Comme pour les invertébrés, la toxicité de l’uranium chez les poissons semble fortement dépendante de la dureté de l’eau d’exposition. Tarzwell et Henderson (1960) ont rapporté des CL50

à 96 h chez le cyprinidé Pimephales promelas variant de 2,8 mg/L (pour une eau caractérisée par une faible dureté : 20 mg/L) à 135 mg/L (pour une eau très dure : 400 mg/L). Bywater et al. (1991) ont quant à eux constaté des CL50 à 96 h variant de 0,73 à 3,46 mg d’U/L chez six espèces de poissons tropicaux (Melanotaenia nigrans, Melanotaenia splendida inornata, Craterocephalus marianae, Pseudomugil tenellus, Ambassis macleayi et Mogurnda mogurnda). Cette étude a impliqué deux stades de vie différents (7 et 90 j post-éclosion) et a été réalisée dans une eau très douce (dureté : 4 mg/L). Holdway (1992) a observé des résultats comparables chez Melanotaenia splendida inornata et Mogurnda mogurnda, les CL50 à 96 h variant de 1,39 à 3,29 mg d’U/L, pour une eau également très douce (3,2 mg/L). Parkhurst et al. (1984) ont quant à eux trouvé une CL50 à 96 h chez un salmonidé (Salvelinus fontinalis) de 5,5 mg d’U/L dans une eau douce (dureté : 35 mg/L) mais de 23 mg d’U/L dans une eau dure (dureté : 208 mg/L). L’étude de Hamilton (1995) a quant à elle permis d’obtenir une CL50 à 96 h de 46 mg/L commune à trois espèces de poisson (Ptychocheilus lucius, Xyrauchen texanus et Gila elegans) et pour trois stades de vie différents et

une eau dure (dureté : 110 mg/L). Une étude plus récente de Labrot et al. (1996) impliquant le Danio rerio, donne une valeur de CL50 à 96 h de 3,02 mg d’acétate d’uranyle/L (pour une eau caractérisée par une dureté de 178 mg/L).

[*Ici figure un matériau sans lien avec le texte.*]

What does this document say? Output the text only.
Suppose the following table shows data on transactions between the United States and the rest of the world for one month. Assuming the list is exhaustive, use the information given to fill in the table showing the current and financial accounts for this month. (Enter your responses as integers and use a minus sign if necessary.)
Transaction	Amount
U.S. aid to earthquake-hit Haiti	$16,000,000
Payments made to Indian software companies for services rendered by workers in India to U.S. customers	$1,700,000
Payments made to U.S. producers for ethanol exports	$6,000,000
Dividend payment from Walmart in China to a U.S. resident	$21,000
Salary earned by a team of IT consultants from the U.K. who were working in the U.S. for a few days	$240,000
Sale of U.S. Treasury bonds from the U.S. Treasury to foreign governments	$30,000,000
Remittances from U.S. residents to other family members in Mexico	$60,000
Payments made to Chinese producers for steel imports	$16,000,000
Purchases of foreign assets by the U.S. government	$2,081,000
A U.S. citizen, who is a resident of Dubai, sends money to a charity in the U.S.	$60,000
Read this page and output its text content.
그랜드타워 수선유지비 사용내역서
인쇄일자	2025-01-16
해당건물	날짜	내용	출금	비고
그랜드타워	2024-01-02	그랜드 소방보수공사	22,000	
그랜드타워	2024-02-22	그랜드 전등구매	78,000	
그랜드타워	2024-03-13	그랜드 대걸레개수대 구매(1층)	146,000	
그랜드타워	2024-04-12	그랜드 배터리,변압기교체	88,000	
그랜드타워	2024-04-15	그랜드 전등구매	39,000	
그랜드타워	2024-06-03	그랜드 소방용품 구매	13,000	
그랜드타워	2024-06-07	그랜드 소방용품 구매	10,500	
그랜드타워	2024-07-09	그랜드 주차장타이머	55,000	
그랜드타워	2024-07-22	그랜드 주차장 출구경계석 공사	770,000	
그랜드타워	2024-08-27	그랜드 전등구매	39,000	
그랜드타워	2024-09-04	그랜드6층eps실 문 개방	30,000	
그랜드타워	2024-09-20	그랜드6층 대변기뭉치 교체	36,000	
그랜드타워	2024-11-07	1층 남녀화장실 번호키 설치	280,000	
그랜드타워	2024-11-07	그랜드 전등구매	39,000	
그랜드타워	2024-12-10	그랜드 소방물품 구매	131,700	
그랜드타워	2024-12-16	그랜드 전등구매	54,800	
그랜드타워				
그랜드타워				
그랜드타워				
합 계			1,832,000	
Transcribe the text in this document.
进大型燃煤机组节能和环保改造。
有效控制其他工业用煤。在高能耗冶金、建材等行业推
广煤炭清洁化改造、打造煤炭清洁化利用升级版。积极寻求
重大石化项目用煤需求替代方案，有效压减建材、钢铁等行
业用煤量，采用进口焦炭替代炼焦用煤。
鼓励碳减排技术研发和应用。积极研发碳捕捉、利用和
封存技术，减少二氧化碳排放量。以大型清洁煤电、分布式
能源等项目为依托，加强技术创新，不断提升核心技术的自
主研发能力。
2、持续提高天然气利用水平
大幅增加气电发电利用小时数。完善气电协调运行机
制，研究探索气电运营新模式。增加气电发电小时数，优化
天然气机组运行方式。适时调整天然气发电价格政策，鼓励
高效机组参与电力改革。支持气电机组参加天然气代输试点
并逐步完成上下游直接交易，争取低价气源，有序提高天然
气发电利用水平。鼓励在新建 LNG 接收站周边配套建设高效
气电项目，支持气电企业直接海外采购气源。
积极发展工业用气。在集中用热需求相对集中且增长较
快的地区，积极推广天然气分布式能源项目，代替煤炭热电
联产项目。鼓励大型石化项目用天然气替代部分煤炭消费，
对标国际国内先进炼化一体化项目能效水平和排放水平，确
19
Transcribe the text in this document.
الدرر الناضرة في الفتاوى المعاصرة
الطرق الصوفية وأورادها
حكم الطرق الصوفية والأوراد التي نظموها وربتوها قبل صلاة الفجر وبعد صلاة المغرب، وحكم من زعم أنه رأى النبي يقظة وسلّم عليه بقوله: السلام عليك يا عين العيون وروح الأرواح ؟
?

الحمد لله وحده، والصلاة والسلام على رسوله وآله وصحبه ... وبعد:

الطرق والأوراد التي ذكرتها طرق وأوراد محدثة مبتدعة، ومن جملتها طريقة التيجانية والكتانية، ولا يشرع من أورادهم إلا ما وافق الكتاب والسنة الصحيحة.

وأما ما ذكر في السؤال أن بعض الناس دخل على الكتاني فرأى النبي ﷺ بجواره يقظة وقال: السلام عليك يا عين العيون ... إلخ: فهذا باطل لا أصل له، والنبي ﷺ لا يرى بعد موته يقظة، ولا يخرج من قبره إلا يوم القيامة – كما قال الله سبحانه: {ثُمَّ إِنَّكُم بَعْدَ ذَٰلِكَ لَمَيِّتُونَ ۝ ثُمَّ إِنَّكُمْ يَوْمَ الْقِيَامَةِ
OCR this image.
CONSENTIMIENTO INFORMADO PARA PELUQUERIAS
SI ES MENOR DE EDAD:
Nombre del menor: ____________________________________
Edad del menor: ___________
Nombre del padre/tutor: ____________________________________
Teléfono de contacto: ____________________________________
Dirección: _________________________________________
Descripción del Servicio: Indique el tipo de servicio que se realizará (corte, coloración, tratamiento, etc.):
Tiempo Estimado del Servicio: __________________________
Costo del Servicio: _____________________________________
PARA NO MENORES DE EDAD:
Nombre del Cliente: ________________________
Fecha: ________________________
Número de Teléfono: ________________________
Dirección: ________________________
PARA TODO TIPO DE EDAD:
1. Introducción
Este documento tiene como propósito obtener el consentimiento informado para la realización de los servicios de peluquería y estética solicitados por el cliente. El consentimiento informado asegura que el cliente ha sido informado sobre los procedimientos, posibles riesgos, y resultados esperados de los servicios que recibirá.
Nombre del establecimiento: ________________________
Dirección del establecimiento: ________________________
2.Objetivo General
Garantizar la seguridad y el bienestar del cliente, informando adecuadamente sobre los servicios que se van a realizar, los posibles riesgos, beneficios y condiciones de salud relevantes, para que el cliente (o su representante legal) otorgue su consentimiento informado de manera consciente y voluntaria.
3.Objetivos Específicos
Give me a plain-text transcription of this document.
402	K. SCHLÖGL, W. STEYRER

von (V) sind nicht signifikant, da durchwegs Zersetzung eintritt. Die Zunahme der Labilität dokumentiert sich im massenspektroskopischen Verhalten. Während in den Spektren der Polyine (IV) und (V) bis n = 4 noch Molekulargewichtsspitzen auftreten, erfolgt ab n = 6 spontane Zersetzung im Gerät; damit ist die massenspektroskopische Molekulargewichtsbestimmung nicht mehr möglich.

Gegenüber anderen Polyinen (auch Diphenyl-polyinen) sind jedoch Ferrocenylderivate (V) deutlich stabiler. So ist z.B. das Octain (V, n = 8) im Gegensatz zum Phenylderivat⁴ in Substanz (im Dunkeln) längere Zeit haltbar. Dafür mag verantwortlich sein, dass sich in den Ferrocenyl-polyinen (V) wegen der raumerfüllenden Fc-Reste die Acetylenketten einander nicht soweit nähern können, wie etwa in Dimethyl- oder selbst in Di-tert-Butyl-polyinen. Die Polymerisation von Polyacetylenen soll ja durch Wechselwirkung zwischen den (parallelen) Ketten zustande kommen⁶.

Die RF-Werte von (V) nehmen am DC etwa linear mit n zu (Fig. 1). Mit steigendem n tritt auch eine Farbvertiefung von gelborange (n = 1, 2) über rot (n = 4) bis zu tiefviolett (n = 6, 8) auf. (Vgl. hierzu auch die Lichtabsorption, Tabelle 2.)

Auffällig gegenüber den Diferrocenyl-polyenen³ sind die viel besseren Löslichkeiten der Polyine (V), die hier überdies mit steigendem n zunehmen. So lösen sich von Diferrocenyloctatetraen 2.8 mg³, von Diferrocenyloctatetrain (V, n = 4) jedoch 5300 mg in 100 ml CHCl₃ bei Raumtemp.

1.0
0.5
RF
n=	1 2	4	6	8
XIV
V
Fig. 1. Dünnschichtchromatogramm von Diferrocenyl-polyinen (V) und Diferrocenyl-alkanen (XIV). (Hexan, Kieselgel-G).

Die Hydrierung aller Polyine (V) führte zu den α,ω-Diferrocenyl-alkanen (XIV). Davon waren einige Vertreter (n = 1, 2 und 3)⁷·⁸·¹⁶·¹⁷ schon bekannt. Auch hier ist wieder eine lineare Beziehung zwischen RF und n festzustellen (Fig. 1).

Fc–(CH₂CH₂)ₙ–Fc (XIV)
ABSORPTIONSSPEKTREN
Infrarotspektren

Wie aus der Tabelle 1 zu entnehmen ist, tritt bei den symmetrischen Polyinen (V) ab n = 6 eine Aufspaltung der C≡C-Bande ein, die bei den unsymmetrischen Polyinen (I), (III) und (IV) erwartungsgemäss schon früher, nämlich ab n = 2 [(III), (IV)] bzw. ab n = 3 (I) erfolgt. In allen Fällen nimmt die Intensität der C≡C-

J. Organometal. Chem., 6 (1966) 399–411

Cette influence de la dureté des eaux d’exposition sur les données de toxicité aigüe de l’uranium chez les poissons a notamment été résumée dans l’article de Sheppard et al. (2005). Une corrélation entre le critère de létalité et le paramètre de dureté (mg/L de CaCO3) a ainsi été établie sur la base de la fonction mathématique suivante : CL10 = -0,52 + 0,96 x log10(dureté).

Ces données de toxicité aigüe permettent souvent de classer les contaminants les uns par rapports aux autres. Selon différentes classifications et notamment celle de Passino et Smith (1987) qui vise à ranger les valeurs de CL50 à 96 h en mg/L, on observe quatre niveaux de toxicité : extrêmement toxique de 0,01 à 0,1 ; hautement toxique de 0,1 à 1 ; modérément toxique de 1 à 10 et quasiment non toxique de 10 à 100). L’uranium, du point de vue de sa toxicité aigüe est donc considéré comme un élément modérément toxique chez les poissons.